Bob Haines

Personal information
- Full name: Claude Vincent Godby Haines
- Born: 17 January 1906 Bristol, England
- Died: 28 January 1965 (aged 59) Lower Cwmtwrch, Glamorgan, Wales
- Nickname: Bob
- Batting: Right-handed
- Relations: Alfred Haines (father)

Domestic team information
- 1946: Devon
- 1933–1934: Glamorgan

Career statistics
| Competition | First-class |
| Matches | 12 |
| Runs scored | 350 |
| Batting average | 19.44 |
| 100s/50s | –/2 |
| Top score | 59 |
| Balls bowled | 60 |
| Wickets | 1 |
| Bowling average | 33.00 |
| 5 wickets in innings | – |
| 10 wickets in match | – |
| Best bowling | 1/15 |
| Catches/stumpings | 3/– |
- Source: Cricinfo, 26 September 2011

= Bob Haines =

English cricketer

Claude Vincent Godby Haines (17 January 1906 - 28 January 1965) was an English cricketer. Haines was a right-handed batsman. He was born in Bristol and educated at The King's School, Canterbury. He was known by his nickname of Bob.

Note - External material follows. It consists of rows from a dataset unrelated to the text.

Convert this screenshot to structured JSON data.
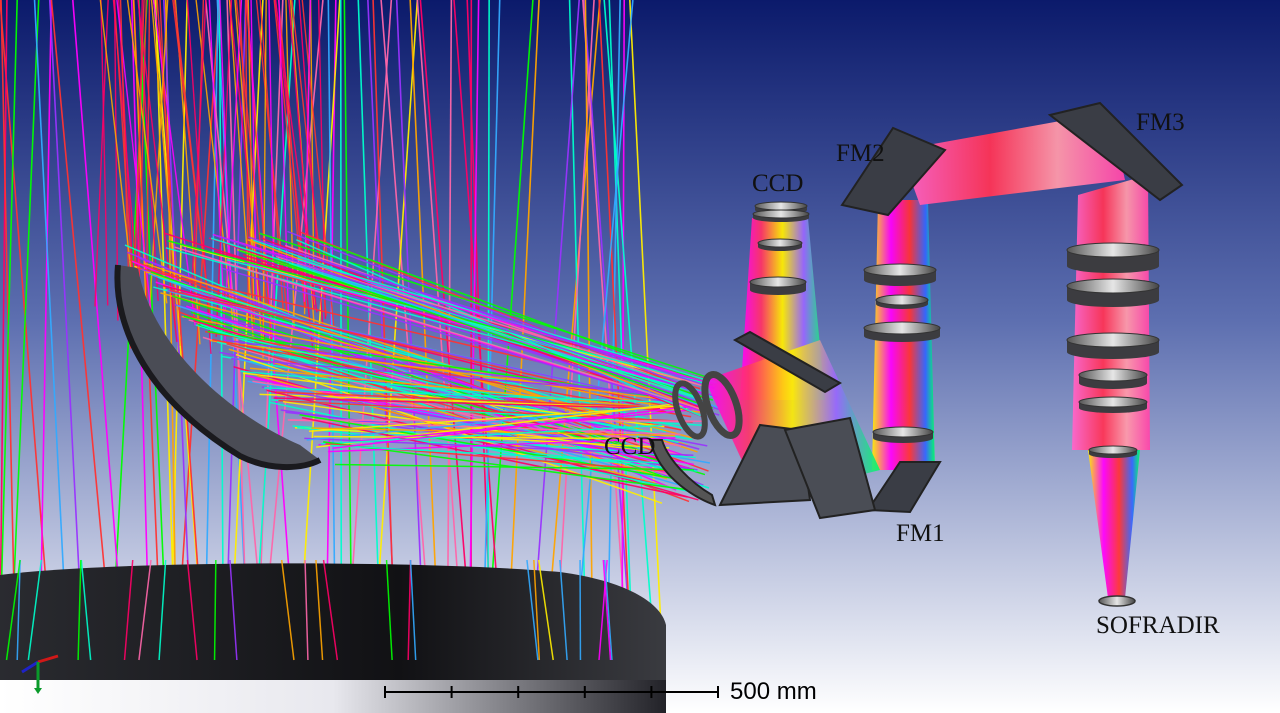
{
  "labels": {
    "fm1": "FM1",
    "fm2": "FM2",
    "fm3": "FM3",
    "ccd_top": "CCD",
    "ccd_left": "CCD",
    "sofradir": "SOFRADIR"
  },
  "scale_bar": {
    "text": "500 mm",
    "segments": 5
  },
  "colors": {
    "bg_top": "#0b1a6b",
    "bg_bottom": "#ffffff",
    "ray_colors": [
      "#ff0066",
      "#ff00ff",
      "#ff3333",
      "#ffa500",
      "#ffee00",
      "#00ff00",
      "#00ffcc",
      "#33aaff",
      "#9933ff",
      "#ff66aa"
    ],
    "optic_gray": "#3a3d45",
    "primary_mirror": "#1c1c1f"
  },
  "axis_triad": {
    "icon": "xyz-axis-triad-icon"
  }
}
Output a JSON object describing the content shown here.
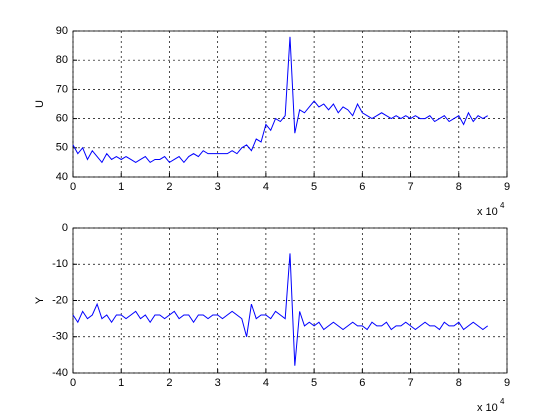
{
  "chart_data": [
    {
      "type": "line",
      "ylabel": "U",
      "color": "#0000ff",
      "grid": true,
      "x": [
        0,
        1000,
        2000,
        3000,
        4000,
        5000,
        6000,
        7000,
        8000,
        9000,
        10000,
        11000,
        12000,
        13000,
        14000,
        15000,
        16000,
        17000,
        18000,
        19000,
        20000,
        21000,
        22000,
        23000,
        24000,
        25000,
        26000,
        27000,
        28000,
        29000,
        30000,
        31000,
        32000,
        33000,
        34000,
        35000,
        36000,
        37000,
        38000,
        39000,
        40000,
        41000,
        42000,
        43000,
        44000,
        45000,
        46000,
        47000,
        48000,
        49000,
        50000,
        51000,
        52000,
        53000,
        54000,
        55000,
        56000,
        57000,
        58000,
        59000,
        60000,
        61000,
        62000,
        63000,
        64000,
        65000,
        66000,
        67000,
        68000,
        69000,
        70000,
        71000,
        72000,
        73000,
        74000,
        75000,
        76000,
        77000,
        78000,
        79000,
        80000,
        81000,
        82000,
        83000,
        84000,
        85000,
        86000
      ],
      "values": [
        51,
        48,
        50,
        46,
        49,
        47,
        45,
        48,
        46,
        47,
        46,
        47,
        46,
        45,
        46,
        47,
        45,
        46,
        46,
        47,
        45,
        46,
        47,
        45,
        47,
        48,
        47,
        49,
        48,
        48,
        48,
        48,
        48,
        49,
        48,
        50,
        51,
        49,
        53,
        52,
        58,
        56,
        60,
        59,
        61,
        88,
        55,
        63,
        62,
        64,
        66,
        64,
        65,
        63,
        65,
        62,
        64,
        63,
        61,
        65,
        62,
        61,
        60,
        61,
        62,
        61,
        60,
        61,
        60,
        61,
        60,
        61,
        60,
        60,
        61,
        59,
        60,
        61,
        59,
        60,
        61,
        58,
        62,
        59,
        61,
        60,
        61
      ],
      "xlim": [
        0,
        90000
      ],
      "xticks": [
        0,
        {
          "value": 10000,
          "label": "1"
        },
        {
          "value": 20000,
          "label": "2"
        },
        {
          "value": 30000,
          "label": "3"
        },
        {
          "value": 40000,
          "label": "4"
        },
        {
          "value": 50000,
          "label": "5"
        },
        {
          "value": 60000,
          "label": "6"
        },
        {
          "value": 70000,
          "label": "7"
        },
        {
          "value": 80000,
          "label": "8"
        },
        {
          "value": 90000,
          "label": "9"
        }
      ],
      "x_multiplier": "x 10",
      "x_multiplier_power": "4",
      "ylim": [
        40,
        90
      ],
      "yticks": [
        40,
        50,
        60,
        70,
        80,
        90
      ]
    },
    {
      "type": "line",
      "ylabel": "Y",
      "color": "#0000ff",
      "grid": true,
      "x": [
        0,
        1000,
        2000,
        3000,
        4000,
        5000,
        6000,
        7000,
        8000,
        9000,
        10000,
        11000,
        12000,
        13000,
        14000,
        15000,
        16000,
        17000,
        18000,
        19000,
        20000,
        21000,
        22000,
        23000,
        24000,
        25000,
        26000,
        27000,
        28000,
        29000,
        30000,
        31000,
        32000,
        33000,
        34000,
        35000,
        36000,
        37000,
        38000,
        39000,
        40000,
        41000,
        42000,
        43000,
        44000,
        45000,
        46000,
        47000,
        48000,
        49000,
        50000,
        51000,
        52000,
        53000,
        54000,
        55000,
        56000,
        57000,
        58000,
        59000,
        60000,
        61000,
        62000,
        63000,
        64000,
        65000,
        66000,
        67000,
        68000,
        69000,
        70000,
        71000,
        72000,
        73000,
        74000,
        75000,
        76000,
        77000,
        78000,
        79000,
        80000,
        81000,
        82000,
        83000,
        84000,
        85000,
        86000
      ],
      "values": [
        -24,
        -26,
        -23,
        -25,
        -24,
        -21,
        -25,
        -24,
        -26,
        -24,
        -24,
        -25,
        -24,
        -23,
        -25,
        -24,
        -26,
        -24,
        -24,
        -25,
        -24,
        -23,
        -25,
        -24,
        -24,
        -26,
        -24,
        -24,
        -25,
        -24,
        -24,
        -25,
        -24,
        -23,
        -24,
        -25,
        -30,
        -21,
        -25,
        -24,
        -24,
        -25,
        -23,
        -24,
        -25,
        -7,
        -38,
        -23,
        -27,
        -26,
        -27,
        -26,
        -28,
        -27,
        -26,
        -27,
        -28,
        -27,
        -26,
        -27,
        -27,
        -28,
        -26,
        -27,
        -27,
        -26,
        -28,
        -27,
        -27,
        -26,
        -27,
        -28,
        -27,
        -26,
        -27,
        -27,
        -28,
        -26,
        -27,
        -27,
        -26,
        -28,
        -27,
        -26,
        -27,
        -28,
        -27
      ],
      "xlim": [
        0,
        90000
      ],
      "xticks": [
        0,
        {
          "value": 10000,
          "label": "1"
        },
        {
          "value": 20000,
          "label": "2"
        },
        {
          "value": 30000,
          "label": "3"
        },
        {
          "value": 40000,
          "label": "4"
        },
        {
          "value": 50000,
          "label": "5"
        },
        {
          "value": 60000,
          "label": "6"
        },
        {
          "value": 70000,
          "label": "7"
        },
        {
          "value": 80000,
          "label": "8"
        },
        {
          "value": 90000,
          "label": "9"
        }
      ],
      "x_multiplier": "x 10",
      "x_multiplier_power": "4",
      "ylim": [
        -40,
        0
      ],
      "yticks": [
        -40,
        -30,
        -20,
        -10,
        0
      ]
    }
  ]
}
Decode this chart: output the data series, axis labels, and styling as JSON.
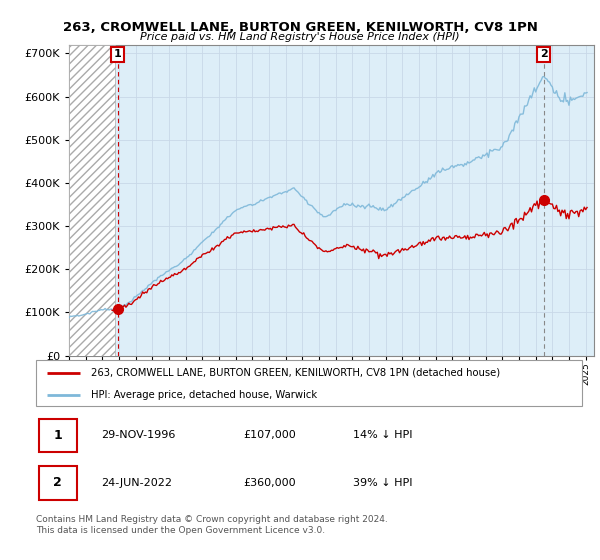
{
  "title_line1": "263, CROMWELL LANE, BURTON GREEN, KENILWORTH, CV8 1PN",
  "title_line2": "Price paid vs. HM Land Registry's House Price Index (HPI)",
  "sale1_date": "29-NOV-1996",
  "sale1_price": 107000,
  "sale1_label": "1",
  "sale1_year": 1996.91,
  "sale2_date": "24-JUN-2022",
  "sale2_price": 360000,
  "sale2_label": "2",
  "sale2_year": 2022.48,
  "hpi_color": "#7eb8d9",
  "price_color": "#cc0000",
  "marker_color": "#cc0000",
  "grid_color": "#c8d8e8",
  "bg_color": "#ddeef8",
  "legend_label1": "263, CROMWELL LANE, BURTON GREEN, KENILWORTH, CV8 1PN (detached house)",
  "legend_label2": "HPI: Average price, detached house, Warwick",
  "footer1": "Contains HM Land Registry data © Crown copyright and database right 2024.",
  "footer2": "This data is licensed under the Open Government Licence v3.0.",
  "table_row1": [
    "1",
    "29-NOV-1996",
    "£107,000",
    "14% ↓ HPI"
  ],
  "table_row2": [
    "2",
    "24-JUN-2022",
    "£360,000",
    "39% ↓ HPI"
  ],
  "xmin": 1994.0,
  "xmax": 2025.5,
  "ymin": 0,
  "ymax": 720000,
  "hatch_end": 1996.75
}
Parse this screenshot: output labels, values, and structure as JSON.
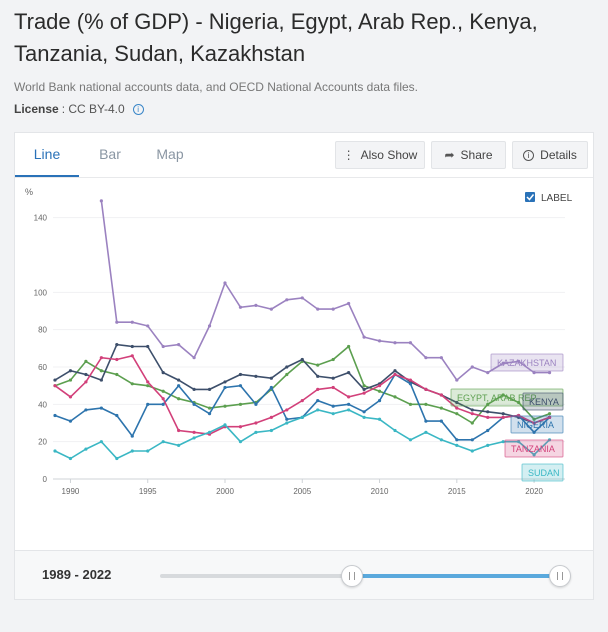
{
  "header": {
    "title": "Trade (% of GDP) - Nigeria, Egypt, Arab Rep., Kenya, Tanzania, Sudan, Kazakhstan",
    "source": "World Bank national accounts data, and OECD National Accounts data files.",
    "license_label": "License",
    "license_value": ": CC BY-4.0"
  },
  "tabs": [
    {
      "label": "Line",
      "active": true
    },
    {
      "label": "Bar",
      "active": false
    },
    {
      "label": "Map",
      "active": false
    }
  ],
  "toolbar": {
    "also_show": "Also Show",
    "share": "Share",
    "details": "Details"
  },
  "label_toggle": {
    "label": "LABEL",
    "checked": true
  },
  "range": {
    "label": "1989 - 2022"
  },
  "colors": {
    "accent": "#2a72b8",
    "kazakhstan": "#9b82c0",
    "egypt": "#5c9f4f",
    "kenya": "#3d4f6b",
    "nigeria": "#2d74ad",
    "tanzania": "#d2407a",
    "sudan": "#3ab7c4"
  },
  "chart_data": {
    "type": "line",
    "ylabel": "%",
    "xlim": [
      1989,
      2022
    ],
    "ylim": [
      0,
      150
    ],
    "xticks": [
      1990,
      1995,
      2000,
      2005,
      2010,
      2015,
      2020
    ],
    "yticks": [
      0,
      20,
      40,
      60,
      80,
      100,
      140
    ],
    "series": [
      {
        "name": "KAZAKHSTAN",
        "color": "#9b82c0",
        "x": [
          1992,
          1993,
          1994,
          1995,
          1996,
          1997,
          1998,
          1999,
          2000,
          2001,
          2002,
          2003,
          2004,
          2005,
          2006,
          2007,
          2008,
          2009,
          2010,
          2011,
          2012,
          2013,
          2014,
          2015,
          2016,
          2017,
          2018,
          2019,
          2020,
          2021
        ],
        "values": [
          149,
          84,
          84,
          82,
          71,
          72,
          65,
          82,
          105,
          92,
          93,
          91,
          96,
          97,
          91,
          91,
          94,
          76,
          74,
          73,
          73,
          65,
          65,
          53,
          60,
          57,
          62,
          63,
          57,
          57
        ]
      },
      {
        "name": "EGYPT, ARAB REP.",
        "color": "#5c9f4f",
        "x": [
          1989,
          1990,
          1991,
          1992,
          1993,
          1994,
          1995,
          1996,
          1997,
          1998,
          1999,
          2000,
          2001,
          2002,
          2003,
          2004,
          2005,
          2006,
          2007,
          2008,
          2009,
          2010,
          2011,
          2012,
          2013,
          2014,
          2015,
          2016,
          2017,
          2018,
          2019,
          2020,
          2021
        ],
        "values": [
          50,
          53,
          63,
          58,
          56,
          51,
          50,
          47,
          43,
          41,
          38,
          39,
          40,
          41,
          48,
          56,
          63,
          61,
          64,
          71,
          50,
          47,
          44,
          40,
          40,
          38,
          35,
          30,
          40,
          45,
          41,
          32,
          35
        ]
      },
      {
        "name": "KENYA",
        "color": "#3d4f6b",
        "x": [
          1989,
          1990,
          1991,
          1992,
          1993,
          1994,
          1995,
          1996,
          1997,
          1998,
          1999,
          2000,
          2001,
          2002,
          2003,
          2004,
          2005,
          2006,
          2007,
          2008,
          2009,
          2010,
          2011,
          2012,
          2013,
          2014,
          2015,
          2016,
          2017,
          2018,
          2019,
          2020,
          2021
        ],
        "values": [
          53,
          58,
          56,
          53,
          72,
          71,
          71,
          57,
          53,
          48,
          48,
          52,
          56,
          55,
          54,
          60,
          64,
          55,
          54,
          57,
          48,
          51,
          58,
          52,
          48,
          45,
          41,
          37,
          36,
          35,
          33,
          30,
          33
        ]
      },
      {
        "name": "NIGERIA",
        "color": "#2d74ad",
        "x": [
          1989,
          1990,
          1991,
          1992,
          1993,
          1994,
          1995,
          1996,
          1997,
          1998,
          1999,
          2000,
          2001,
          2002,
          2003,
          2004,
          2005,
          2006,
          2007,
          2008,
          2009,
          2010,
          2011,
          2012,
          2013,
          2014,
          2015,
          2016,
          2017,
          2018,
          2019,
          2020,
          2021
        ],
        "values": [
          34,
          31,
          37,
          38,
          34,
          23,
          40,
          40,
          50,
          40,
          35,
          49,
          50,
          40,
          49,
          32,
          33,
          42,
          39,
          40,
          36,
          42,
          56,
          51,
          31,
          31,
          21,
          21,
          26,
          33,
          34,
          25,
          33
        ]
      },
      {
        "name": "TANZANIA",
        "color": "#d2407a",
        "x": [
          1989,
          1990,
          1991,
          1992,
          1993,
          1994,
          1995,
          1996,
          1997,
          1998,
          1999,
          2000,
          2001,
          2002,
          2003,
          2004,
          2005,
          2006,
          2007,
          2008,
          2009,
          2010,
          2011,
          2012,
          2013,
          2014,
          2015,
          2016,
          2017,
          2018,
          2019,
          2020,
          2021
        ],
        "values": [
          50,
          44,
          52,
          65,
          64,
          66,
          52,
          43,
          26,
          25,
          24,
          28,
          28,
          30,
          33,
          37,
          42,
          48,
          49,
          44,
          46,
          50,
          56,
          53,
          48,
          45,
          38,
          35,
          33,
          33,
          34,
          30,
          33
        ]
      },
      {
        "name": "SUDAN",
        "color": "#3ab7c4",
        "x": [
          1989,
          1990,
          1991,
          1992,
          1993,
          1994,
          1995,
          1996,
          1997,
          1998,
          1999,
          2000,
          2001,
          2002,
          2003,
          2004,
          2005,
          2006,
          2007,
          2008,
          2009,
          2010,
          2011,
          2012,
          2013,
          2014,
          2015,
          2016,
          2017,
          2018,
          2019,
          2020,
          2021
        ],
        "values": [
          15,
          11,
          16,
          20,
          11,
          15,
          15,
          20,
          18,
          22,
          25,
          29,
          20,
          25,
          26,
          30,
          33,
          37,
          35,
          37,
          33,
          32,
          26,
          21,
          25,
          21,
          18,
          15,
          18,
          20,
          20,
          13,
          21
        ]
      }
    ]
  }
}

Having played for the Kent Second XI in 1924, Haines joined Glamorgan nearly a decade later, making his first-class debut for the Welsh county against Nottinghamshire in the 1933 County Championship. He made eleven further first-class appearances for Glamorgan, the last of which came against Somerset in the 1934 County Championship. In his twelve first-class appearances, he scored a total of 350 runs at an average of 19.44, with a high score of 59. This score, which was one of two fifties he made, came against Sussex in 1933. During World War II, Haines was the match secretary for the British Empire XI, and following the war he played three matches for Devon in the 1946 Minor Counties Championship.

He died at Lower Cwmtwrch, Glamorgan on 28 January 1965. His father, Alfred, played first-class cricket for Gloucestershire.